Un tel projet fondé sur la musique, la circulation des sons, leur amplification ou leur absorbtion, leur résonance ou leur isolation, nécessitait l’intervention d’un acousticien de haut niveau. Rémi Raskin (Capri Acoustique) a orienté le projet sur deux stratégies complémentaires: l’isolation des locaux les uns avec les autres, d’une part, et la maîtrise de la qualité sonore, de l’autre. Chaque studio logement et studio de répétition est isolé dans un principe de «boîte dans la boîte», ce qui rend la composition et la structure du bâtiment particulièrement complexe. Des ensembles de matériaux isolants et absorbants sont composés en fonction de la géométrie de chaque local et la fonction qui l’occupe. Le bois y prend une part importante, sous forme de plancher, lambris et correcteurs acoustiques.

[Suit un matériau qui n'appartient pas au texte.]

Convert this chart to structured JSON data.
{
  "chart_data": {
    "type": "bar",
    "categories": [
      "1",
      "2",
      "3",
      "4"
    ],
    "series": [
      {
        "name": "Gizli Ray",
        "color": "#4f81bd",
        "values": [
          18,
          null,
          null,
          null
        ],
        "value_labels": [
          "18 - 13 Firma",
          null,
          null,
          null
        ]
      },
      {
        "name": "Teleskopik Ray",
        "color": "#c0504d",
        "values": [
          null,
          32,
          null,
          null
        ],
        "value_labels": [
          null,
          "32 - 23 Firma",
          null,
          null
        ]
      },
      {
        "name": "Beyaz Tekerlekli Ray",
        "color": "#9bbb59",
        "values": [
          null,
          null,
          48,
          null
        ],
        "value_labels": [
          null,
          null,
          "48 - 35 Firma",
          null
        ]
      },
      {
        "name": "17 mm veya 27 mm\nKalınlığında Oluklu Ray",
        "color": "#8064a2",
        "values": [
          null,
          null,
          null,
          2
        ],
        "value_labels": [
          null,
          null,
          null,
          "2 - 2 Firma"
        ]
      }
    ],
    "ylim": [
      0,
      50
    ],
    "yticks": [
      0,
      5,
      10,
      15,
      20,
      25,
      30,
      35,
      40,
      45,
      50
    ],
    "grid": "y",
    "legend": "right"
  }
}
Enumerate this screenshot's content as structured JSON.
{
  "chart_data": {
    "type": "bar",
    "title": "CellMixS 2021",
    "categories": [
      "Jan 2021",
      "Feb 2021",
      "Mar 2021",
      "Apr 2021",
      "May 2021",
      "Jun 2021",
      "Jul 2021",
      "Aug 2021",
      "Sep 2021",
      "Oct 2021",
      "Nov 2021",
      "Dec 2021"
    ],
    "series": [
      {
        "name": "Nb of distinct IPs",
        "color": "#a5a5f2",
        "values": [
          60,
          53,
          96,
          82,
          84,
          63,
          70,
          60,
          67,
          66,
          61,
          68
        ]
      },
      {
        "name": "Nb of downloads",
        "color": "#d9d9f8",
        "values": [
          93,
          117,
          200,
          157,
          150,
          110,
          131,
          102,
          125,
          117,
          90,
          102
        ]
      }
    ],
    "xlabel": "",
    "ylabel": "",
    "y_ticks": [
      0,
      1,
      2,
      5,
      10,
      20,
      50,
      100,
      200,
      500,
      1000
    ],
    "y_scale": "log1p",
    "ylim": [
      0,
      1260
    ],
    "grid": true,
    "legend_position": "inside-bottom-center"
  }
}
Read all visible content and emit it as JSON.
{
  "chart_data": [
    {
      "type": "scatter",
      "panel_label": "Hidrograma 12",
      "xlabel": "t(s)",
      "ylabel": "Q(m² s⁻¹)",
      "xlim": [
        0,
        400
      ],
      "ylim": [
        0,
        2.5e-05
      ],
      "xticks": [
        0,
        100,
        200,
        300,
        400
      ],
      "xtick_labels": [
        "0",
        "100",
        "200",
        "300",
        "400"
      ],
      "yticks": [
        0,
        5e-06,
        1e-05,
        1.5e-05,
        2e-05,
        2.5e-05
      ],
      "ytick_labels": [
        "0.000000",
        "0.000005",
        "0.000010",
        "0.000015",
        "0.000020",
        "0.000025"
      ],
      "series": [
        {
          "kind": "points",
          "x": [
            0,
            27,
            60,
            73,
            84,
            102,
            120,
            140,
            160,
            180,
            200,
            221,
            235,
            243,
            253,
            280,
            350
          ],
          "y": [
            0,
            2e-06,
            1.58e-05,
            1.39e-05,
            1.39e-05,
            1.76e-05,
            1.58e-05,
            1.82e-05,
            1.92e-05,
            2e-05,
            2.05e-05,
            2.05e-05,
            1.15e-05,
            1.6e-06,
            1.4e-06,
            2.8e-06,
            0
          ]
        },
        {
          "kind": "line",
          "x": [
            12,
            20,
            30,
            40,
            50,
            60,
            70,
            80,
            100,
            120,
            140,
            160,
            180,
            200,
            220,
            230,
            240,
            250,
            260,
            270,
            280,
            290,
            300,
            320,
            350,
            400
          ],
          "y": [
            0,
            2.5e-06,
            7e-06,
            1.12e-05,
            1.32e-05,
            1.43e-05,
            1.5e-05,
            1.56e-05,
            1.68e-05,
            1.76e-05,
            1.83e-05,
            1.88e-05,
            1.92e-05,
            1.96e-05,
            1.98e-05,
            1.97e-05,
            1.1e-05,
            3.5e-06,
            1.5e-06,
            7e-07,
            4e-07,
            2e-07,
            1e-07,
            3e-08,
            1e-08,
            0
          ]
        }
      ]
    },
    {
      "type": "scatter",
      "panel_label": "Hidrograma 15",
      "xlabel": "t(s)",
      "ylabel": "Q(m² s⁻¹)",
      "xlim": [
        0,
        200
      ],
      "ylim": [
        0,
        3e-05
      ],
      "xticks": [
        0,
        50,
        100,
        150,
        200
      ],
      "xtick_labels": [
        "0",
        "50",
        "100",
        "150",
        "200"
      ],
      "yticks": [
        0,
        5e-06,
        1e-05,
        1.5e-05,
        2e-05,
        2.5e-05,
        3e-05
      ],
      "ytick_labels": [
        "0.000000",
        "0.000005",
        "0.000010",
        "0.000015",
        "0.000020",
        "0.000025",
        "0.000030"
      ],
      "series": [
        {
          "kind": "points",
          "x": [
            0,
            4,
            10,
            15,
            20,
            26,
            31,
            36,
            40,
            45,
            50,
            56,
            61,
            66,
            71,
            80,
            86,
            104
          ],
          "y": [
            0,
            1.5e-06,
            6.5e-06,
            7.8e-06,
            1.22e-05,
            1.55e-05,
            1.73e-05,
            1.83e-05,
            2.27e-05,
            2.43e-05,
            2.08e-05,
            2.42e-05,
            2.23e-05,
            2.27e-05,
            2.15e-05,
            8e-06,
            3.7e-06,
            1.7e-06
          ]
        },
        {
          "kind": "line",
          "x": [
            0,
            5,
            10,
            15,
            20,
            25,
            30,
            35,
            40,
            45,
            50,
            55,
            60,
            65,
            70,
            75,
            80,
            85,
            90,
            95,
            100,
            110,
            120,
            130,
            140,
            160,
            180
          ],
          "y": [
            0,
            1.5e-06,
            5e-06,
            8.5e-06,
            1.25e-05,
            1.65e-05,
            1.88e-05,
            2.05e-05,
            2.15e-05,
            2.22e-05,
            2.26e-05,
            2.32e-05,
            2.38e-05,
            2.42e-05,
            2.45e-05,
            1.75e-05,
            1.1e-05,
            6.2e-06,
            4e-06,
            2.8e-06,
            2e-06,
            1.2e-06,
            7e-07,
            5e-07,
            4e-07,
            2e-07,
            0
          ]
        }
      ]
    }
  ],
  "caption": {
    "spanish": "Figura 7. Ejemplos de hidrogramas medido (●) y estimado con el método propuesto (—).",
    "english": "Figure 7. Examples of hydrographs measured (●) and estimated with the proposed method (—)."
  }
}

Un défi environnemental et technologique

Le choix des matériaux et les techniques mises en place pour l’Aile de Launoit ont fait l’objet d’une réflexion globale afin d’optimiser le bilan environnemental à long terme tant au niveau de la construction (énergie grise, recyclabilité, bilan carbone, durabilité), que des consommations énergétiques (CO2, SO2, eau,…). La conception novatrice permettra d’obtenir un bâtiment labélisé « basse énergie » et presque autonome tant au niveau de ses ressources que ses rejets.

Les études ont été axées autour des thèmes suivants :

  • optimisation de chaque paroi selon son orientation et sa destination avec calcul du type et de l’épaisseur de chaque isolant, intégration d’une façade double peau
  • optimisation de l’étanchéité à l’air du bâtiment et étude des noeuds constructifs pour limiter les ponts thermiques
  • récolte des eaux pluviales pour les toilettes et l’entretien
  • mise en place d’une station d’épuration autonome avec puits de dispersion pour le traitement de toute les eaux usées,
  • installation d’une ventilation mécanique contrôlée à récupération d’énergie (80%) couplée à un by-pass motorisé pour le free-cooling estival,
  • installation de panneaux solaires thermiques pour la production d’eau chaude sanitaire,
  • éclairage de type LED pour limiter les consommations et augmenter la durée de vie des équipements,
  • gestion centralisée des technique tant au niveau du chauffage que de l’éclairage
  • pré-équipement photovoltaïque pour l’installation ultérieure de panneaux et l’obtention du label « zéro énergie » pour la partie logement.